CATANIA – “Non solo pizza… Vite da Rider”. Il titolo è apparentemente ameno, non per questo è lecito lasciarsi andare a facili distrazioni. La catanese Ada Fichera, per la Edizioni Sindacali, firma un testo tanto umano quanto disarmante. Ma chi sono? Non dei fattorini, secondo la dizione classica, e neanche “immigrati che pedalano per pochi euro”. Non soltanto, almeno.
Chi sono i rider
I rider sono prima di tutto persone, alcune in cerca di talune libertà che gli uffici non offrono. Esponenti di una categoria che soltanto di recente, sulla scorta della contrattazione avviata dal sindacato Ugl, ha conosciuto una prima forma di regolamentazione.
Un risultato tutt’altro che facile. Era impossibile infatti lasciare che una vasta fetta di lavoratori si esponesse in solitario ai rischi della strada schivando sia le buche che le scarse – anzi, inesistenti – garanzie. Non dopo il Covid, almeno. Emergenza che ha reso la figura del rider tra quelle indispensabili, assieme a quei tanti lavoratori che non hanno potuto fermarsi nonostante l’assalto del virus.

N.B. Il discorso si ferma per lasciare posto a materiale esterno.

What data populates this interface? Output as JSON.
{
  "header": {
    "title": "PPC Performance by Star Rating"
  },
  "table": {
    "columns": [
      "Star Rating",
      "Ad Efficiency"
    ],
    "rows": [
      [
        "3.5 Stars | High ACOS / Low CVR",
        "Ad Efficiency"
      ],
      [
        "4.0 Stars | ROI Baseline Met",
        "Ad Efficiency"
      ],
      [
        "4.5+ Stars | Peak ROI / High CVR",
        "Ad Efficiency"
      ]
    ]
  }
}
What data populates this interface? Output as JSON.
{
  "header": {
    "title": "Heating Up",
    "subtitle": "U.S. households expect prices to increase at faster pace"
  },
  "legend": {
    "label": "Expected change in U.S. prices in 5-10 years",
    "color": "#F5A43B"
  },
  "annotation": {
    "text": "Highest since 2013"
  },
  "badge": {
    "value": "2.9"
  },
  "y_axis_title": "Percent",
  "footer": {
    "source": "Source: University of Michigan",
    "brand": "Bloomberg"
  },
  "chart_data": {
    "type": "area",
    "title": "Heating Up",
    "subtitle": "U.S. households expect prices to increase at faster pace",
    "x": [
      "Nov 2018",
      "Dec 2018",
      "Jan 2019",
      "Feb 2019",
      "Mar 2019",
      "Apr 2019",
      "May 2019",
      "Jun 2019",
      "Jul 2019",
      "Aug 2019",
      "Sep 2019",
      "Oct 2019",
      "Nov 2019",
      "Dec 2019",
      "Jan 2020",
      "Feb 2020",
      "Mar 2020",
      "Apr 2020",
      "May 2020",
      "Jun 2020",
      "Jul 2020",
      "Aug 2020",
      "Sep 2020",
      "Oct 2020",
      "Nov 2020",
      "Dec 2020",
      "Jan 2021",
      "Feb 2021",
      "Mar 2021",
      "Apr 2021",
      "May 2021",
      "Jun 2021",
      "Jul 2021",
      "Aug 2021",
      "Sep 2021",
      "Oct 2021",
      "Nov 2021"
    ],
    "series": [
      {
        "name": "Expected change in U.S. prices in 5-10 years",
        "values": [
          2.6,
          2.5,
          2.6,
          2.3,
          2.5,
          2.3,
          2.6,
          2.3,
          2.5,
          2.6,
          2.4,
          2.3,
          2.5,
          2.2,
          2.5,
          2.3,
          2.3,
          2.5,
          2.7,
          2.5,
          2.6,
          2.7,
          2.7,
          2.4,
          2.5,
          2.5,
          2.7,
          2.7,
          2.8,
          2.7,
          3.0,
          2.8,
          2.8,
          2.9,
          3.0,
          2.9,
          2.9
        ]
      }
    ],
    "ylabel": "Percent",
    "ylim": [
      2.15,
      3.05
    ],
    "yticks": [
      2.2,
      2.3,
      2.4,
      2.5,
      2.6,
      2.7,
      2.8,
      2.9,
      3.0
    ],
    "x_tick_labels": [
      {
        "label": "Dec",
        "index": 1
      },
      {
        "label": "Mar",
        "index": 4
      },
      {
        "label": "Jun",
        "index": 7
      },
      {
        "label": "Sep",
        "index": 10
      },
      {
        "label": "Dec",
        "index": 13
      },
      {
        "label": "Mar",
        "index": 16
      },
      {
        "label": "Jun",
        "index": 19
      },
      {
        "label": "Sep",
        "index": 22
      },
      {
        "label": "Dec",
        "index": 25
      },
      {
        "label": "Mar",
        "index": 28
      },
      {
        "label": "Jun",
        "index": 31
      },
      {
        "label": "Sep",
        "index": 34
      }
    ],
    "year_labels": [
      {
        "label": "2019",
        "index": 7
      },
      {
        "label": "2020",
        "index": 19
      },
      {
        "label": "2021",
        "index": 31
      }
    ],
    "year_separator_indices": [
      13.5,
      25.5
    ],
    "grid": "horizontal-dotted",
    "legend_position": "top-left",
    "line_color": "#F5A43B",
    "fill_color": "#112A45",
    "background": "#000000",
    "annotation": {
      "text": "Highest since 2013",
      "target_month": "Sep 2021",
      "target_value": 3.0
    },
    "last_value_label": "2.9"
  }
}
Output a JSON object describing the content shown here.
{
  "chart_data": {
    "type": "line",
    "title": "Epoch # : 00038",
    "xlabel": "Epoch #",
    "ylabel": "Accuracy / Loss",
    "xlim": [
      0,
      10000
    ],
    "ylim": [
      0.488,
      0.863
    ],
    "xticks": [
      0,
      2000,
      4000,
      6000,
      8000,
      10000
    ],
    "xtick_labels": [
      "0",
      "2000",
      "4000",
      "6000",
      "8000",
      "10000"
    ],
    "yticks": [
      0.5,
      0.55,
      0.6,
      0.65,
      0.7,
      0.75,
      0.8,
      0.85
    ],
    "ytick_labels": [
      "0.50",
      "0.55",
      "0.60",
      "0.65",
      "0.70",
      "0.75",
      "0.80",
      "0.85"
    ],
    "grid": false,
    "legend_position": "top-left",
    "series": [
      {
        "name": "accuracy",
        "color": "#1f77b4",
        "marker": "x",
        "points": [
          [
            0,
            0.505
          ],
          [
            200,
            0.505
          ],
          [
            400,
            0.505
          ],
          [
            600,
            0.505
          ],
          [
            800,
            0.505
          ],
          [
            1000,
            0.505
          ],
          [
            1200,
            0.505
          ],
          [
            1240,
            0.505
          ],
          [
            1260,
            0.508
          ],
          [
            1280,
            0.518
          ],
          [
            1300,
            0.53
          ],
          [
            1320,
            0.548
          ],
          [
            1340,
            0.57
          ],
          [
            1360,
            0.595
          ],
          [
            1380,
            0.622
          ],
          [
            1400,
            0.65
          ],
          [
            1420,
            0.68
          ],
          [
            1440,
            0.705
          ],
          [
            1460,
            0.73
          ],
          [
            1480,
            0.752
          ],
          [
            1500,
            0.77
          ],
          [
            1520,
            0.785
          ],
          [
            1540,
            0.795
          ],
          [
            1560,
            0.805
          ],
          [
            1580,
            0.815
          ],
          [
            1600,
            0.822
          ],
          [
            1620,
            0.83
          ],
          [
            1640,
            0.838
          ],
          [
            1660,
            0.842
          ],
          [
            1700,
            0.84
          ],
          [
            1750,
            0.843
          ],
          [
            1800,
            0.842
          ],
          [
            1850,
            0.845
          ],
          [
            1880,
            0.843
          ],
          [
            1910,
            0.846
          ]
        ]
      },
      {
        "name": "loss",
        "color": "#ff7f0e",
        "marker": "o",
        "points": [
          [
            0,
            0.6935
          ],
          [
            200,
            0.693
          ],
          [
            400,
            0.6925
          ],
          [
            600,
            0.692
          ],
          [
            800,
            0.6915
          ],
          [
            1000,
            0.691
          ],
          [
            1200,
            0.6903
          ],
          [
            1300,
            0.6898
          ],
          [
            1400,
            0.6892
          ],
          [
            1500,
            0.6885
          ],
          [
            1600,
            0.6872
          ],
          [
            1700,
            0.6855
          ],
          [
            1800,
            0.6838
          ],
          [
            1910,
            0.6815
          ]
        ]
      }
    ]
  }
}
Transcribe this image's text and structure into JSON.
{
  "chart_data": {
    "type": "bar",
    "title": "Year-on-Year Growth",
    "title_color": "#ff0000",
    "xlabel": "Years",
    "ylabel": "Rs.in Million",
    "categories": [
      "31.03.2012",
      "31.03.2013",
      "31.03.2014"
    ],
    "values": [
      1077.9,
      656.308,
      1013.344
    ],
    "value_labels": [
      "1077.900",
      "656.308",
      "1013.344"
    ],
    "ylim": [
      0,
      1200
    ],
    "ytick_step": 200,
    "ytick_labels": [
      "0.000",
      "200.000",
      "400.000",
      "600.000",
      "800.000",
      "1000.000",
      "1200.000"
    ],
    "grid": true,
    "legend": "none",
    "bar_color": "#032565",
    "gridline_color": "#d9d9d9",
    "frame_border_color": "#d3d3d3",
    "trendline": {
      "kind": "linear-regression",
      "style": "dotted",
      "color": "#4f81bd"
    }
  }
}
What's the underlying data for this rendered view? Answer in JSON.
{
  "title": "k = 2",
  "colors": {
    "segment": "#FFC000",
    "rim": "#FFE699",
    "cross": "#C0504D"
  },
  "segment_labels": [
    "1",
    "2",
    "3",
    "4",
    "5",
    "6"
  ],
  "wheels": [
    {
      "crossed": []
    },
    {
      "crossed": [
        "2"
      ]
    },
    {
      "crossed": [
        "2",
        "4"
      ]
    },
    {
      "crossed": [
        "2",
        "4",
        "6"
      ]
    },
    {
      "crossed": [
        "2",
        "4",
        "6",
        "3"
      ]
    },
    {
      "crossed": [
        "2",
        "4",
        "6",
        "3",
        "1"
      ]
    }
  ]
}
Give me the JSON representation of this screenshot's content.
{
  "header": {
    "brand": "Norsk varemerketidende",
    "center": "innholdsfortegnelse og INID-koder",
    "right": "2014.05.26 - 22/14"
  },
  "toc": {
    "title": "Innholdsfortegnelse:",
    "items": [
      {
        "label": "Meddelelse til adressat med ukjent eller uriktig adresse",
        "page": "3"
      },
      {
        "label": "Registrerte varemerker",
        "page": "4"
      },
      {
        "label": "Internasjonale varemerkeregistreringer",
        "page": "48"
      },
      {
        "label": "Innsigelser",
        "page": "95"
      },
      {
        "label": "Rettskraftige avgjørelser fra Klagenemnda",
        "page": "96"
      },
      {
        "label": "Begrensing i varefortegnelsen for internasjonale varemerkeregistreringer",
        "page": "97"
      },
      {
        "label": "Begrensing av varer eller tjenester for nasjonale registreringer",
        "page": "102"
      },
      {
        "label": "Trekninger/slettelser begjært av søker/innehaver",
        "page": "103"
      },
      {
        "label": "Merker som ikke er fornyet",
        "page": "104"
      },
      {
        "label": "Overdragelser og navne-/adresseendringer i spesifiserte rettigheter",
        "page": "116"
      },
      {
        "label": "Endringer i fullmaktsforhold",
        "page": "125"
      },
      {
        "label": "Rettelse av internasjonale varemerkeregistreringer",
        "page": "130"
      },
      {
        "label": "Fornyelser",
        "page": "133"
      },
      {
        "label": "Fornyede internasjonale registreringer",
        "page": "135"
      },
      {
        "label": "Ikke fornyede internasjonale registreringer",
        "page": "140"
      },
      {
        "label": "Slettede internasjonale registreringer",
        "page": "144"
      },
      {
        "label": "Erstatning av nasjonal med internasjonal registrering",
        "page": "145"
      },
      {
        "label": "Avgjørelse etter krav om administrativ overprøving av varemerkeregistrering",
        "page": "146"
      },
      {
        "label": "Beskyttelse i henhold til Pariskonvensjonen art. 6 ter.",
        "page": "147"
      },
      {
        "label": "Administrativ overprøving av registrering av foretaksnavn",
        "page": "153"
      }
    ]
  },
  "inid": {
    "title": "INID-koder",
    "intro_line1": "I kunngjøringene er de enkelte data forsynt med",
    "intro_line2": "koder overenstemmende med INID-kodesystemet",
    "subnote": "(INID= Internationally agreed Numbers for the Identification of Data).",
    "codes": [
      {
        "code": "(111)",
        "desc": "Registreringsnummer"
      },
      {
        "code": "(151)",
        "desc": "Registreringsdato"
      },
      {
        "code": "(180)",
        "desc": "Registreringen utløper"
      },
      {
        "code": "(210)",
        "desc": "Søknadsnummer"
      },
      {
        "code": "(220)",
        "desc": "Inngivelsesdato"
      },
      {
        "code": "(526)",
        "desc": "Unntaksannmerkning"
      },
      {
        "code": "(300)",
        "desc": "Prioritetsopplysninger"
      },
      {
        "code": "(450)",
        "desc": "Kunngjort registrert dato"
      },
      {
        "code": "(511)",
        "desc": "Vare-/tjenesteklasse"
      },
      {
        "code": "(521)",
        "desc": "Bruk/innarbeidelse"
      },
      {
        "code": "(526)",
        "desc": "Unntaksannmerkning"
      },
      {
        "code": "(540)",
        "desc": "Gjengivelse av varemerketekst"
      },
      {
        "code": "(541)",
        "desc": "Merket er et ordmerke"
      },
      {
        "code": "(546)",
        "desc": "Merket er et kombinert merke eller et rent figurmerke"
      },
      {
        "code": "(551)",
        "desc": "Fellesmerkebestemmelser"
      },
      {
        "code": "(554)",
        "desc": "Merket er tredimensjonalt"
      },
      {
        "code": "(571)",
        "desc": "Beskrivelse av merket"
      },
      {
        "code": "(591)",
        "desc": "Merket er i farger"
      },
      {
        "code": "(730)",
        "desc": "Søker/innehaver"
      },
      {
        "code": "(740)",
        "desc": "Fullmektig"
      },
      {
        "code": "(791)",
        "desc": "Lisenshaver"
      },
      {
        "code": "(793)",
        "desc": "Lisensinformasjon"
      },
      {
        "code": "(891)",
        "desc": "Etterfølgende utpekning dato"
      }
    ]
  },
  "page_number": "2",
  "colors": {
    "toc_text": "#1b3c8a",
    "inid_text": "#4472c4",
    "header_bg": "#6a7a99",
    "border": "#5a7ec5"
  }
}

Fichera ha individuato una storia per ogni regione: una fotografia sull’Italia di oggi che serve ad aprire uno squarcio. Perché le vicende raccolte servono a “fornire anche degli elementi su cui riflettere e da cui partire per affrontare, ad esempio, in modo più incisivo, il lavoro irregolare (falsi, account, etc…), le dinamiche dell’algoritmo che governa le piattaforme, le polizze assicurative eventuali per la malattia e molte altre tematiche che vanno certamente prese in considerazione dal sindacato”. Ecco la funzione di un testo tanto veloce, quanto urgente.
In cerca di stabilità
La prefazione è a firma di Vincenzo Abbrescia, segretario nazionale Ugl Rider; la postfazione è di Pietro Ichino, docente di Diritto del Lavoro nell’Università degli Studi di Milano. È Rosario Trovato, di Acireale, a mettere a disposizione la propria testimonianza per la Sicilia e raccontare le dinamiche di un mondo del lavoro che tra call center e partite iva stenta a offrire stabilità.
Eccolo: “Non sarà facile trovare un lavoro diverso da questo a quarant’anni compiuti, visto che già oggi non c’è occupazione; tuttavia, se siamo tutelati come categoria e lo Stato ci viene incontro come autonomi, perché non continuare a fare il rider per sempre? Per me è un mestiere di sogno, nessuno altro ti dà gli stessi guadagni con la stessa libertà”.